Resistant hypertension can be very common among patients some concomitant diseases and risk factors (RF) such as a chronic kidney disease (CKD), type 2 diabetes mellitus (DM), obesity, obstructive sleep apnea (OSA), high sodium intake, sedentary lifestyle, excessive alcohol consumption, older age, etc. [
2,
3,
5].
Regarding the pathophysiology of resistant HTN, it is probably involving an interplay between multiple neurohumoral factors such as increased sympathetic activity and increased levels of aldosterone, endothelin-1, vasopressin, etc. [
2,
3,
5,
6,
7,
8,
9,
10,
11]. These factors contribute to increased peripheral vascular resistance, retention of sodium and volume overload, increased arterial stiffness, all of them leading to cardio-renal damage [
3,
5,
8,
9,
11].
Patients with resistant HTN are considered by many to be at higher risk for development of subclinical and clinically manifested hypertension-mediated organ damage (HMOD) such as left ventricular hypertrophy, atherosclerotic vascular disease, atrial fibrillation, heart failure, ischemic and hemorrhagic stroke, CKD (including end-stage renal failure) and premature cardiovascular death [
2,
5,
12]. According to some clinical studies many of these patients have a 10-year risk for fatal or non-fatal cardiovascular event >20% at the time of diagnosis [
2,
3,
4].
Unsolved issues regarding true prevalence of resistant HTN, clinical characteristics of this heterogeneous group of hypertensive patients and therapeutic challenges many clinicians face, gave us grounds to conduct our clinical study trying to find an answer to at least part of these questions related to resistant HTN.
2. Materials and Methods
We conducted an observational, retrospective, non-interventional study in which as a first step we screened consecutively 4340 patients for HTN. Screening included patients hospitalized at our clinic for different cardiovascular pathologies/diagnoses for the period 01 July 2018 – 27 March 2024. We found HTN in 3762 (86.7%) of all patients. At the next step, applying criteria recommended by 2018 Europeans Society of Cardiology (ESC)/European Society of Hypertension (ESH) Guidelines and 2023 ESH Guidelines for the management of arterial hypertension were screened the hypertensive population for resistant HTN [
1,
2].
Inclusion criteria for our study were: 1. Age ≥18 years; 2. Established diagnosis “Arterial hypertension” according to 2018 ESC/ESH Guidelines or/and 2023 ESH Guidelines for diagnosis and treatment of this disease; 3. Maintenance of SBP ≥140 and/or diastolic BP ≥90 mmHg after ≥1 month of treatment with optimal or best tolerated doses of 3 or more drugs, including a thiazide/thiazide-like diuretic, an RAAS blocker – either an inhibitor of the angiotensin converting enzyme (ACEi) or an angiotensin II receptor blocker (ARB) and a calcium channel blocker (CCB); 4. Uncontrolled HTN was confirmed by 24-h Holter-BP monitoring; 5. Good adherence (≥80% of the treatment period) to the prescribed treatment; 6. Patient’s agreement and signed informed consent at hospital admission to participate in all planned physical, instrumental and laboratory investigations.
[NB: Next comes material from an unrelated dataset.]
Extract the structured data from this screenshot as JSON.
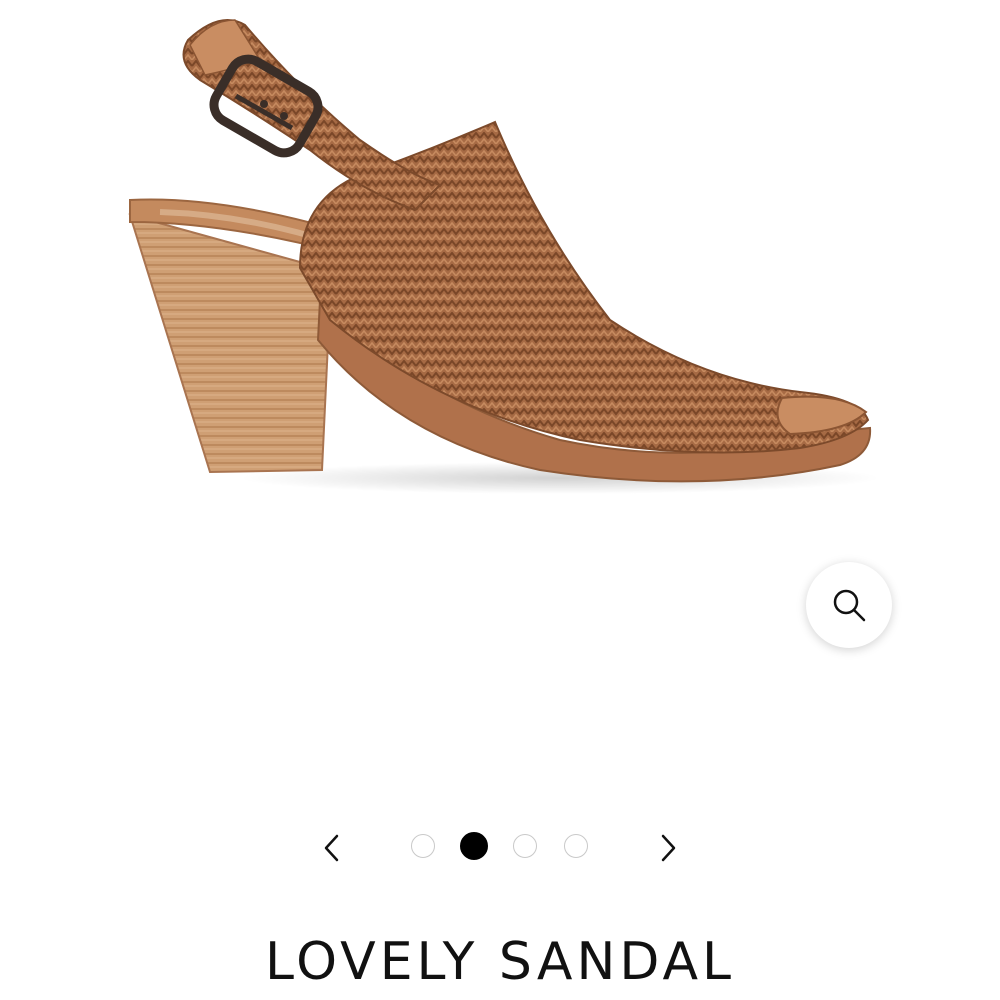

Exclusion criteria were the following ones: 1. Patients with HTN at target BP values, achieved by ≤3 antihypertensive drugs; 2. Patients with uncontrolled HTN by ≥3 drugs, but not in optimal doses or not including ACEi/ARB + CCB + thiazide/thiazide-like diuretic or the treatment period is <1 month; 3. Established diagnosis “Secondary HTN”; 4. Suspected/confirmed pseudo-resistant HTN; 5. Patient’s clinical condition or/and concomitant factors/diseases made the planned instrumental investigations not feasible.
After applying the aforementioned criteria we identified 128 patients with resistant HTN: they represented 2.9% of all cardiovascular patients (n = 4340) we screened and 3.4% of the hypertensive population (n = 3762) in our study. Of patients with resistant HTN 63 (49.2%) were males and 65 (50.8%) - females, p = 0.860. The median age was 58.0 years with interquartile range (IQR) 46.0-69.0 years.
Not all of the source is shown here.